BANNER HEALTH SYSTEMS CORP. executives are scheduled to meet doctors and employees at Hilo Medical Center next Tuesday and Wednesday, reports Colin M. Stewart in today’s Hawai`i Tribune-Herald. The nonprofit hopes to acquire Ka`u Hospital and eleven other public hospitals throughout the state. HMC chief executive officer Howard Ainsley told Stewart that chief medical officer and executive vice president Dr. John Hensing and executive vice president and chief administrative officer Ronald R. Bunnell plan to share Banner’s health care philosophy and answer questions from area clinicians. They will discuss plans for dealing with health care reform issues and share their ideas on how to increase efficiency and produce better outcomes for patients, Ainsley said. 
      “This will let doctors have a better feel for how they run their business,” Ainsley said. “How they’re being successful, what their plans are for health care reforms and how we can best resolve issues.”
      Hawai`i Health Systems Corp. officials said that talks with Banner, which began in July, are still in the very early stages, “and much remains to be explored before any kind of deal can be struck,” Stewart reports.
      According to the Hawai`i Tribune-Herald story, HHSC Board chairman Avery Chumbley said Banner would lease properties from HHSC in a public-private partnership. Ainsley told Stewart such a partnership could help HHSC in dealing with many of the issues that have served to drive up costs. He said HHSC has little control over labor costs since it is a civil service employer. “Civil service means additional costs attributed to public hospitals,” he said. “It means labor costs are negotiated by someone other than myself. I’m not the one at the table when it comes to the table. HHSC only has one vote at the table on these labor cost issues. When you start looking at our costs (as a whole), all these factors come into play.”
      See more at hawaiitribune-herald.com.

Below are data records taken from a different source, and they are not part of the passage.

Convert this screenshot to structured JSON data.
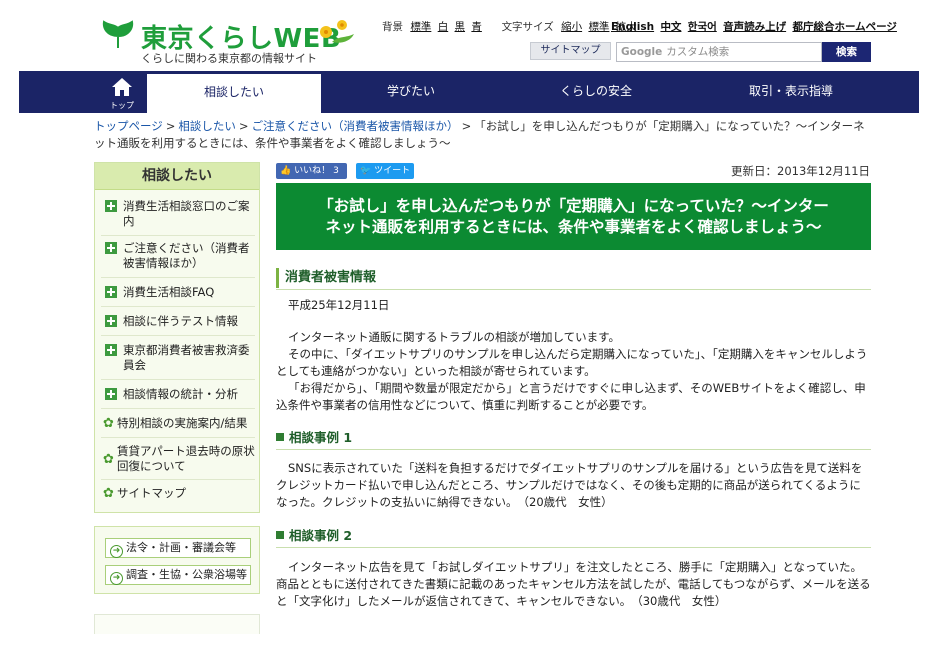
{
  "header": {
    "logo_title": "東京くらしWEB",
    "logo_sub": "くらしに関わる東京都の情報サイト",
    "bg_label": "背景",
    "bg_options": [
      "標準",
      "白",
      "黒",
      "青"
    ],
    "font_label": "文字サイズ",
    "font_options": [
      "縮小",
      "標準",
      "拡大"
    ],
    "lang_links": [
      "English",
      "中文",
      "한국어",
      "音声読み上げ",
      "都庁総合ホームページ"
    ],
    "sitemap_label": "サイトマップ",
    "search_brand": "Google",
    "search_placeholder": "カスタム検索",
    "search_button": "検索"
  },
  "gnav": {
    "home_label": "トップ",
    "items": [
      "相談したい",
      "学びたい",
      "くらしの安全",
      "取引・表示指導"
    ],
    "active_index": 0
  },
  "breadcrumb": {
    "links": [
      "トップページ",
      "相談したい",
      "ご注意ください（消費者被害情報ほか）"
    ],
    "current": "「お試し」を申し込んだつもりが「定期購入」になっていた？〜インターネット通販を利用するときには、条件や事業者をよく確認しましょう〜"
  },
  "sidebar": {
    "heading": "相談したい",
    "items": [
      {
        "label": "消費生活相談窓口のご案内",
        "icon": "plus-icon"
      },
      {
        "label": "ご注意ください（消費者被害情報ほか）",
        "icon": "plus-icon"
      },
      {
        "label": "消費生活相談FAQ",
        "icon": "plus-icon"
      },
      {
        "label": "相談に伴うテスト情報",
        "icon": "plus-icon"
      },
      {
        "label": "東京都消費者被害救済委員会",
        "icon": "plus-icon"
      },
      {
        "label": "相談情報の統計・分析",
        "icon": "plus-icon"
      },
      {
        "label": "特別相談の実施案内/結果",
        "icon": "star-icon"
      },
      {
        "label": "賃貸アパート退去時の原状回復について",
        "icon": "star-icon"
      },
      {
        "label": "サイトマップ",
        "icon": "star-icon"
      }
    ],
    "buttons": [
      "法令・計画・審議会等",
      "調査・生協・公衆浴場等"
    ]
  },
  "social": {
    "like_label": "いいね！",
    "like_count": "3",
    "tweet_label": "ツイート"
  },
  "article": {
    "updated": "更新日：2013年12月11日",
    "title_line1": "「お試し」を申し込んだつもりが「定期購入」になっていた？〜インター",
    "title_line2": "ネット通販を利用するときには、条件や事業者をよく確認しましょう〜",
    "section_heading": "消費者被害情報",
    "date": "平成25年12月11日",
    "intro": [
      "インターネット通販に関するトラブルの相談が増加しています。",
      "その中に、「ダイエットサプリのサンプルを申し込んだら定期購入になっていた」、「定期購入をキャンセルしようとしても連絡がつかない」といった相談が寄せられています。",
      "「お得だから」、「期間や数量が限定だから」と言うだけですぐに申し込まず、そのWEBサイトをよく確認し、申込条件や事業者の信用性などについて、慎重に判断することが必要です。"
    ],
    "case1_heading": "相談事例 1",
    "case1_body": "SNSに表示されていた「送料を負担するだけでダイエットサプリのサンプルを届ける」という広告を見て送料をクレジットカード払いで申し込んだところ、サンプルだけではなく、その後も定期的に商品が送られてくるようになった。クレジットの支払いに納得できない。　（20歳代　女性）",
    "case2_heading": "相談事例 2",
    "case2_body": "インターネット広告を見て「お試しダイエットサプリ」を注文したところ、勝手に「定期購入」となっていた。商品とともに送付されてきた書類に記載のあったキャンセル方法を試したが、電話してもつながらず、メールを送ると「文字化け」したメールが返信されてきて、キャンセルできない。　（30歳代　女性）"
  },
  "colors": {
    "nav_bg": "#1b2466",
    "banner_green": "#0c8a32",
    "logo_green": "#1f9e3b",
    "sidebar_head": "#d9ebae",
    "link_blue": "#1a56a8"
  }
}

KA`U SCENIC BYWAY plans will be discussed tomorrow at 5 p.m. at Na`alehu Methodist Church Social Hall. Plans call for interpretive signage at visitor stops and education online. The Scenic Byway program is sponsored by Ka`u Chamber of Commerce and spearheaded by Dr. Dennis and Marge Elwell, authors of several books about the history of Ka`u. See http://www.hawaiiscenicbyways.org/index.php/byway/kau-scenic-byway-the-slopes-of-mauna-loa.

Tamar Elias samples gases at Kilauea summit. Photo from USGS/HVO
USGS HAWAIIAN VOLCANO OBSERVATORY geochemists Jeff Sutton and Tamar Elias explain how vog forms and what has been learned about its effects on our island environment tomorrow at 6:30 p.m. at Pahala Community Center. Depending on interest from local communities, HVO hopes to bring more programs to the area. 

VOLCANO SCHOOL OF ARTS & SCIENCES holds a public meeting Thursday at 6:30 p.m. at Cooper Center in Volcano Village. Architects will present renderings of Keakealani, and community fundraising efforts will be discussed.

FUNDRAISING FOR KA`U HOSPITAL’S emergency room continues when Red Hat Ladies of Ka`u and Ka Lae Quilters hold a bake and craft sale Friday and Saturday at 8 a.m. at Punalu`u. Contributions are welcome. Call Barbara Beatty at 929-9072.

TICKETS ARE STILL AVAILABLE For Boys & Girls Clubs’ Youth of the Year banquet Friday at 5:30 p.m. at `Imiloa Astronomy Center in Hilo. The event features inspirational speakers, awards, food and auction items. Individual tickets are $70 each. To purchase tickets in Ka`u, call Boys & Girls Club board member Julia Neal at 928-9811.

IN SPORTS THIS WEEK, Ka`u High’s junior varsity softball team travels to Kamehameha today for a game at 2 p.m., and boys basketball team meets Kamehameha tomorrow at 6 p.m. at home.